After recovering from the initial shock, I explained to myself that I already knew this. Targetting of non-white folks is systematic and British leaders with Trump-esque rhetoric optimize on the violent notions of othering. Here is a really cool speech by Labour MP Tan Dhesi that’s worth listening to. 

Guess I can’t get down here.

It’s weird that after living in two British commonwealth nations, I’ve finally reached the motherland. Exploring London feels a little like retribution – colonizing the colonizer-ish vibes.

A Saturday night with some lovely strangers.

However, most people have been warmer, unlike the expected London gloom. I haven’t made too many friends but the ones I have, have been great. Despite living in such an expensive and bustling city, people manage to balance work with post-work pub patio huddles.

Unpaid interning with two degrees and debt the size of Mars

Interviewing Lord Peter Hain, who’d met the late Zimbabwean leader Robert Mugabe on several occasions.

Is it too soon to whine about unpaid internships and student life again? I vowed to not do unpaid work again but I’d always dreamt about reporting for a reputable news institution and eventually doing foreign relations. It’s unreal to be helping report on international political and cultural events that shape our history. I saved up in the summer to budget these weeks and even after anticipating and preparing so much for this trip, calling myself a “journalist” carries a heavy dose of imposter syndrome. I mean, I answer calls and chase potential interviewees as an intern, so I’m not really a “journalist.” But I do get to witness and learn from veteran reporters who’ve filed pivotal world events. 

But I have to say that it feels refreshing to finally introduce myself as anything other than a “student” after 20 years.

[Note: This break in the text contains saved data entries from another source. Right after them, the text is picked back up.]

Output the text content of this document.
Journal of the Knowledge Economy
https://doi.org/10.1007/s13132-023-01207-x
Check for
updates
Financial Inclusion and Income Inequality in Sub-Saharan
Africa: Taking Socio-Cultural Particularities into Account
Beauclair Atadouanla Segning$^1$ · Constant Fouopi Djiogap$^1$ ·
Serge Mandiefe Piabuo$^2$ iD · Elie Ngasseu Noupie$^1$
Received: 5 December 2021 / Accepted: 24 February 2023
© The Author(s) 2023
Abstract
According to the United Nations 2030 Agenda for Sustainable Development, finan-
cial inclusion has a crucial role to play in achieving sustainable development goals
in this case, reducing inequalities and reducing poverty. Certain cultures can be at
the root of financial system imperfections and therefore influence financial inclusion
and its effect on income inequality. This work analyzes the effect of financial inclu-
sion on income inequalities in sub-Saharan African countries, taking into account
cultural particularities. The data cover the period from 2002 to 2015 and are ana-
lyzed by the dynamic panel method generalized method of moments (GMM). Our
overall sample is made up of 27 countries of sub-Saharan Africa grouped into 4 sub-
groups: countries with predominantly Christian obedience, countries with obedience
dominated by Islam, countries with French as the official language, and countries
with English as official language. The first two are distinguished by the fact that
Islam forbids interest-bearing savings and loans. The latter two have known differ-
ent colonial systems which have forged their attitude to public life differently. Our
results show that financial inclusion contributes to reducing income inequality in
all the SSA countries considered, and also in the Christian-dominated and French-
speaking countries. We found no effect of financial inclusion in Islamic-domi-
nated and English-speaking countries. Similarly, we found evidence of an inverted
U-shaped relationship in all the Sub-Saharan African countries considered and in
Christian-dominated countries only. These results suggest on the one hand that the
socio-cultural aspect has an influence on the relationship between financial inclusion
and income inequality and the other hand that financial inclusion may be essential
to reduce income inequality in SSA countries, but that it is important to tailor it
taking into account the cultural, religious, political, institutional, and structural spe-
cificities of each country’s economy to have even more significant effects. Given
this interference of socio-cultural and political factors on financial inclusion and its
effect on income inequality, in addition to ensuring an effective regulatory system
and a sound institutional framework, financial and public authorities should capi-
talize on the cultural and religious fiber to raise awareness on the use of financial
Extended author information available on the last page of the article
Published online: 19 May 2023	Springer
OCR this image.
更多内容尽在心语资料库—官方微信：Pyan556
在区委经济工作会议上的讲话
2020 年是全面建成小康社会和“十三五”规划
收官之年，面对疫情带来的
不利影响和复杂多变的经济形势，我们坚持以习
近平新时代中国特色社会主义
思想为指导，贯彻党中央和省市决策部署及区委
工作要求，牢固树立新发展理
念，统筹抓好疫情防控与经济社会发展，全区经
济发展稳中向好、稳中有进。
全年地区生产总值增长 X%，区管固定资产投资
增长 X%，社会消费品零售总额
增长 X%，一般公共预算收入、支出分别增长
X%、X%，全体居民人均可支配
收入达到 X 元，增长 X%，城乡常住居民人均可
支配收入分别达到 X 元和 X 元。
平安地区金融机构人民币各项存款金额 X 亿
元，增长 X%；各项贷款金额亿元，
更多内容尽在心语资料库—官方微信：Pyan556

It just needs some getting used to.

Hostel life

On my walk to Portobello Market in Notting Hill.

I have some family in London but I wanted this experience to be something I did on my own, even financially. I booked a hostel that serves two decent meals a day and has a gym with weights in kgs instead of lbs which forces me to exercise my brain alongside my body. I have three really cool roommates and a community of international folks to eat with. The hostel also happens to be in Notting Hill which is right out of your typical British rom-com. I pack myself into the overcrowded underground during rush hours and thrive on my excitement of trying to live like a local. 

Sunset in Notting Hill.

I often stay in hostels during travels but this is the first time I’ve done it long term. I thought I’d miss having my own space but bunk beds are growing in on me. 

The centre of the world

Waiting for the central line at Notting Hill Gate Station.

I’ve never been good with math so it was news to me to find out that Greenwich Mean Time (GMT) is a physical point on our planet which is at the Royal Observatory in Greenwich, London.

But London feels like the centre in other ways too. Yes, the British colonized pretty much the entire world and placed themselves in the middle of an eurocentric map, but this country’s ability to house so many cultures into it’s metropolitan can’t be overlooked. Every artist plans a stop in London, every country plants their embassy here, it’s the midpoint for the east and west, and my personal favourite: most flights have layovers here. In the two weeks I’ve been here, I’ve already met two friends stopping by London before heading to their destinations. 

I’m not sure how long I’m planning to stay here but I’m trying to not freak out about the next step. Regardless, if you’re planning on stopping by London town, let’s spill some tea together.